After a model update, retest the three kinds of task most likely to have shifted
A model update is the event that can redraw whole regions of your map at once, and it is tempting to respond by retesting everything or by ignoring it and hoping. Both tend to cost you. Retesting everything is the practice eating the work; ignoring it leaves you trusting behavior that may no longer exist. The move is a targeted sweep of the rows most likely to have moved. Three families of task are worth the minutes, and naming them keeps the sweep short. An update is also the most natural moment to play: it is the day to throw a task the old model could never touch at the new one and see what it can now do, because the boundary you mapped last month may have jumped.
The first family is tasks the model used to fail. An update is the most likely reason a task that was out of reach last month is in reach now, so a row marked unreliable is worth a fresh attempt; the boundary may have moved toward you. The second family is tasks the model used to ace.
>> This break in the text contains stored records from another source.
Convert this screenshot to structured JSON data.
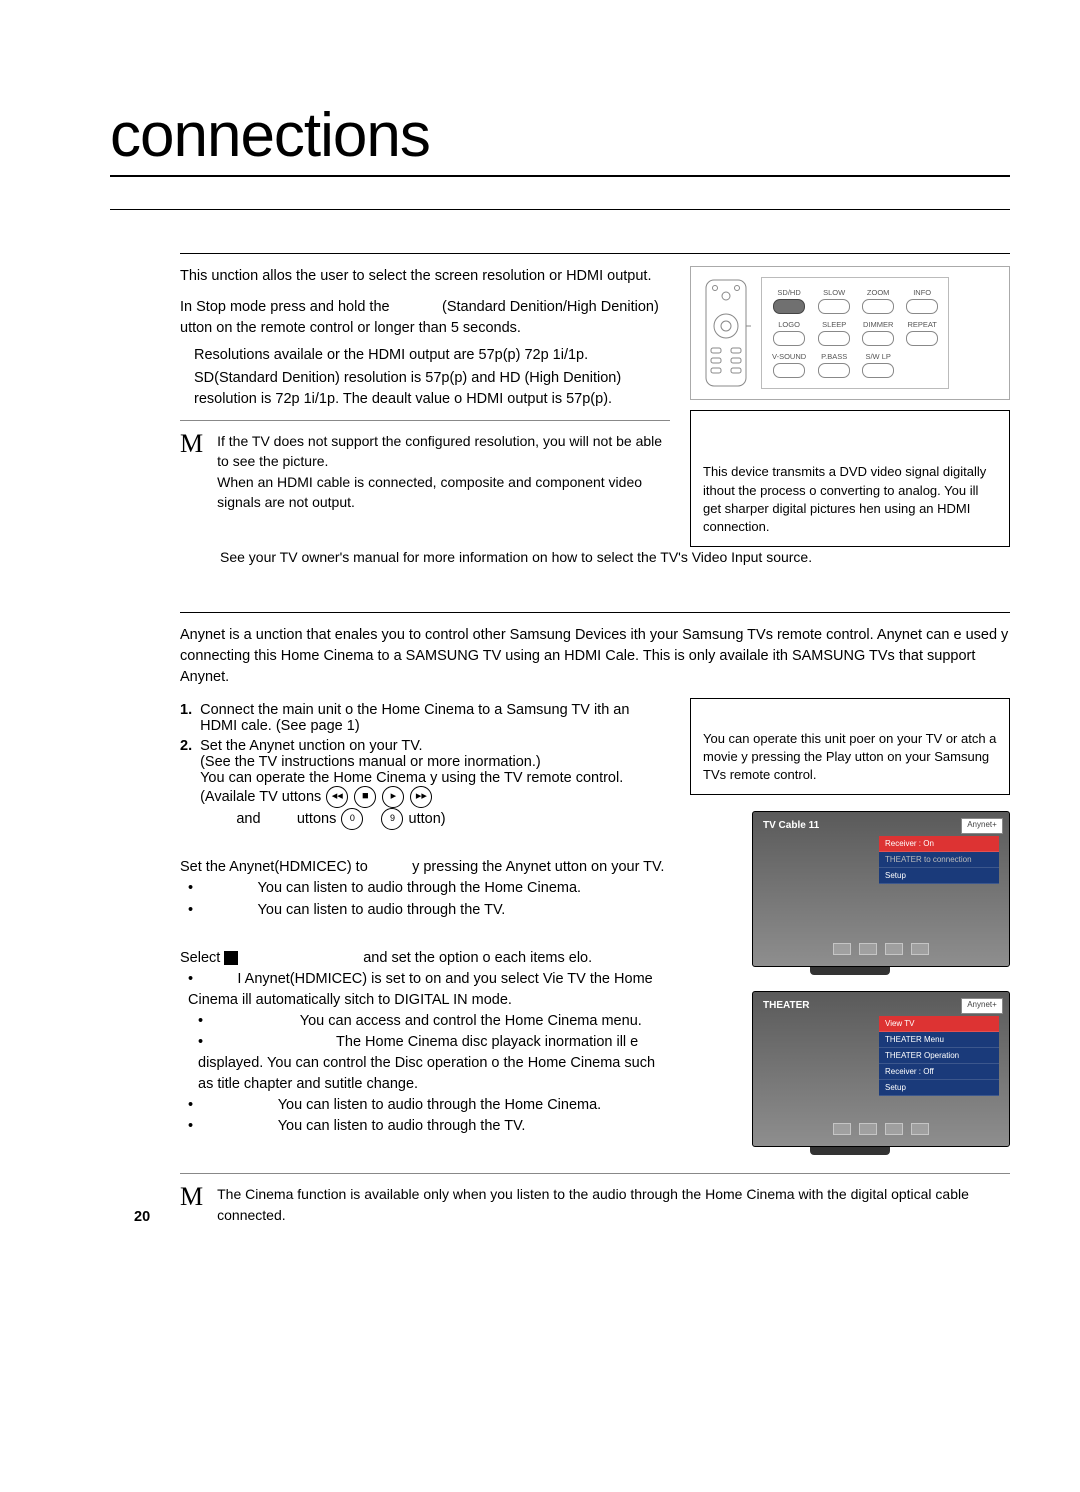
{
  "title": "connections",
  "page_number": "20",
  "hdmi": {
    "intro": "This unction allos the user to select the screen resolution or HDMI output.",
    "step_a": "In Stop mode press and hold the",
    "step_b": "(Standard Denition/High Denition) utton on the remote control or longer than 5 seconds.",
    "bullet1": "Resolutions availale or the HDMI output are 57p(p) 72p 1i/1p.",
    "bullet2": "SD(Standard Denition) resolution is 57p(p) and HD (High Denition) resolution is 72p 1i/1p. The deault value o HDMI output is 57p(p).",
    "note1": "If the TV does not support the configured resolution, you will not be able to see the picture.",
    "note2": "When an HDMI cable is connected, composite and component video signals are not output.",
    "note3": "See your TV owner's manual for more information on how to select the TV's Video Input source.",
    "callout_head": "",
    "callout_body": "This device transmits a DVD video signal digitally ithout the process o converting to analog. You ill get sharper digital pictures hen using an HDMI connection."
  },
  "remote_buttons": [
    "SD/HD",
    "SLOW",
    "ZOOM",
    "INFO",
    "LOGO",
    "SLEEP",
    "DIMMER",
    "REPEAT",
    "V-SOUND",
    "P.BASS",
    "S/W LP"
  ],
  "anynet": {
    "intro": "Anynet is a unction that enales you to control other Samsung Devices ith your Samsung TVs remote control. Anynet  can e used y connecting this Home Cinema to a SAMSUNG TV using an HDMI Cale. This is only availale ith SAMSUNG TVs that support Anynet.",
    "step1": "Connect the main unit o the Home Cinema to a Samsung TV ith an HDMI cale. (See page 1)",
    "step2": "Set the Anynet unction on your TV.",
    "step2b": "(See the TV instructions manual or more inormation.)",
    "step2c_a": "You can operate the Home Cinema y using the TV remote control. (Availale TV uttons",
    "step2c_b": "and",
    "step2c_c": "uttons",
    "step2c_d": "utton)",
    "tvmenu_label": "",
    "tvmenu_line1": "Set the Anynet(HDMICEC) to",
    "tvmenu_line1b": "y pressing the Anynet utton on your TV.",
    "tvmenu_opt1": "You can listen to audio through the Home Cinema.",
    "tvmenu_opt2": "You can listen to audio through the TV.",
    "theater_label": "",
    "theater_line1a": "Select",
    "theater_line1b": "and set the option o each items elo.",
    "opt_view_tv": "I Anynet(HDMICEC) is set to on and you select Vie TV the Home Cinema ill automatically sitch to DIGITAL IN mode.",
    "opt_menu": "You can access and control the Home Cinema menu.",
    "opt_oper": "The Home Cinema disc playack inormation ill e displayed. You can control the Disc operation o the Home Cinema such as title chapter and sutitle change.",
    "opt_recv_on": "You can listen to audio through the Home Cinema.",
    "opt_recv_off": "You can listen to audio through the TV.",
    "note": "The Cinema function is available only when you listen to the audio through the Home Cinema with the digital optical cable connected.",
    "callout_body": "You can operate this unit poer on your TV or atch a movie y pressing the Play utton on your Samsung TVs remote control."
  },
  "tv1": {
    "title": "TV Cable 11",
    "rows": [
      "Receiver : On",
      "THEATER to connection",
      "Setup"
    ]
  },
  "tv2": {
    "title": "THEATER",
    "rows": [
      "View TV",
      "THEATER Menu",
      "THEATER Operation",
      "Receiver : Off",
      "Setup"
    ]
  }
}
The same update that lifts one task can quietly drop another, and a regression on a task you stopped watching is the kind of failure that reaches a stakeholder before you catch it, so retest your strongest rows precisely because you trust them. The third family is tasks that lean on a specific behavior, a particular format, a tone, a way of handling a tricky input, because a subtle shift in behavior is easy to miss and can break a brief that depended on the old way.
A recurring appointment is what turns the intention to recalibrate into recalibration
Everything to this point is sound and can still go undone, because recalibration competes with live work and tends to lose to it. An intention to retest soon is how a map goes stale while feeling tended. What converts the intention into the act is a recurring appointment you keep with yourself, the same way you keep a standing meeting. On that cadence you open the grid, retest any row you have not checked in 60 days, ask the model to flag the failures it produced since, adjust verification levels where the stakes or the track record moved, check whether a model update changed the frontier for your work, and fold any new examples or criteria back into your saved prompts and rubrics. The cadence does the remembering so you do not have to.
Each recalibration session runs the same improvement engine the rest of this book uses. You retest and play with what the new model can do, you imagine outputs better than the ones you are getting, you grade the results against your gold examples, you let the model surface what drifted, and then you evolve the system itself: the sharper rubric, the new gold example, the failure mode you had not named, and sometimes a better task to hand off entirely all get saved back into the grid and the test rig. That last step is the one that compounds. The next recalibration does not start from where this one did; it starts from a sharper standard and a higher ceiling, so your map gets not only refreshed but harder to fool over time. The trade-off still holds: use enough of this routine to protect the work, not so much that the routine becomes the work. Five rows on a monthly cadence protects a brief that real decisions ride on; auditing every throwaway prompt would be the routine eating the day.